Section 3. Society Approval. Any amendment to these Bylaws initiated by the Chapter action shall be submitted in writing within 30 days after its passage to the Chair of the Chapter Affairs Committee of the Society for approval or disapproval by the Executive Council of the Society.

Section 4. Date of Effect. Adoption, amendment, or repeal of a Bylaw shall take effect immediately upon its passage by the Chapter and approval by the Executive Council of the Society, and shall be announced immediately to all members by the Secretary.
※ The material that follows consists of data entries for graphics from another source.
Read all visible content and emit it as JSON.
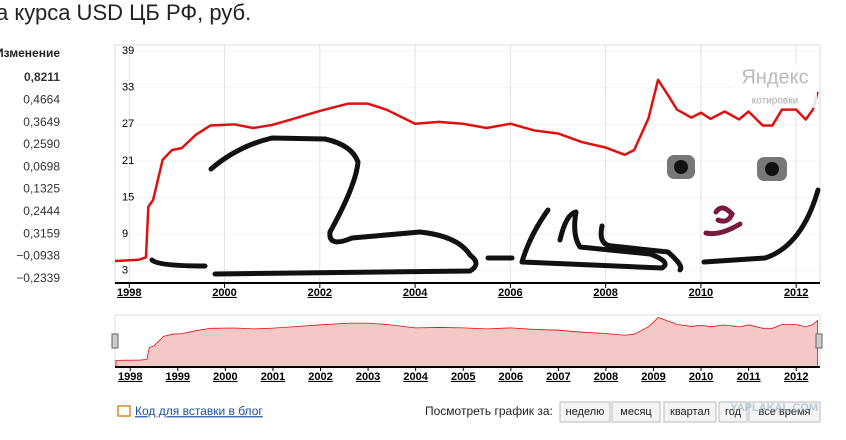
{
  "title": "а курса USD ЦБ РФ, руб.",
  "change": {
    "header": "Изменение",
    "values": [
      "0,8211",
      "0,4664",
      "0,3649",
      "0,2590",
      "0,0698",
      "0,1325",
      "0,2444",
      "0,3159",
      "−0,0938",
      "−0,2339"
    ]
  },
  "chart_data": {
    "type": "line",
    "x": [
      1997.7,
      1998.2,
      1998.35,
      1998.4,
      1998.5,
      1998.7,
      1998.9,
      1999.1,
      1999.4,
      1999.7,
      2000.2,
      2000.6,
      2001.0,
      2001.4,
      2002.0,
      2002.6,
      2003.0,
      2003.4,
      2004.0,
      2004.5,
      2005.0,
      2005.5,
      2006.0,
      2006.5,
      2007.0,
      2007.5,
      2008.0,
      2008.4,
      2008.6,
      2008.9,
      2009.1,
      2009.3,
      2009.5,
      2009.8,
      2010.0,
      2010.2,
      2010.5,
      2010.8,
      2011.0,
      2011.3,
      2011.5,
      2011.7,
      2012.0,
      2012.2,
      2012.35,
      2012.45
    ],
    "series": [
      {
        "color": "#e01010",
        "values": [
          4.6,
          4.8,
          5.2,
          13.5,
          14.6,
          21.2,
          22.8,
          23.1,
          25.3,
          26.8,
          27.0,
          26.4,
          26.9,
          27.8,
          29.2,
          30.4,
          30.4,
          29.4,
          27.1,
          27.4,
          27.1,
          26.4,
          27.1,
          26.0,
          25.5,
          24.1,
          23.2,
          22.0,
          22.8,
          28.0,
          34.3,
          31.9,
          29.4,
          28.1,
          28.9,
          27.9,
          29.1,
          27.8,
          29.1,
          26.8,
          26.8,
          29.4,
          29.4,
          27.8,
          29.4,
          32.3
        ]
      }
    ],
    "xlim": [
      1997.7,
      2012.5
    ],
    "ylim": [
      1,
      40
    ],
    "xticks": [
      1998,
      2000,
      2002,
      2004,
      2006,
      2008,
      2010,
      2012
    ],
    "yticks": [
      3,
      9,
      15,
      21,
      27,
      33,
      39
    ],
    "grid": true
  },
  "navigator": {
    "xlim": [
      1997.68,
      2012.5
    ],
    "ylim": [
      0,
      36
    ],
    "color": "#f5c8c8",
    "xticks": [
      1998,
      1999,
      2000,
      2001,
      2002,
      2003,
      2004,
      2005,
      2006,
      2007,
      2008,
      2009,
      2010,
      2011,
      2012
    ]
  },
  "logo": {
    "name": "Яндекс",
    "sub": "котировки"
  },
  "footer": {
    "link": "Код для вставки в блог",
    "period_label": "Посмотреть график за:",
    "periods": [
      "неделю",
      "месяц",
      "квартал",
      "год",
      "все время"
    ],
    "watermark": "YAPLAKAL.COM"
  }
}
Article X - Compatibility Of Bylaws

These Bylaws shall be compatible with the Articles of Incorporation, the Bylaws, and the Operating Rules of the Society; and any deviation there from is null and void.

Article XI - Dissolution

The Chapter may be dissolved according to procedures described in the Operating Rules of the Society. In the event that the Chapter dissolves, its assets may be distributed for one or more of the purposes in section 501 (c) (3) of the Internal Revenue Code or to an organization that has been held exempt from Federal income tax under section 501 (C) (3) of the Internal Revenue Code.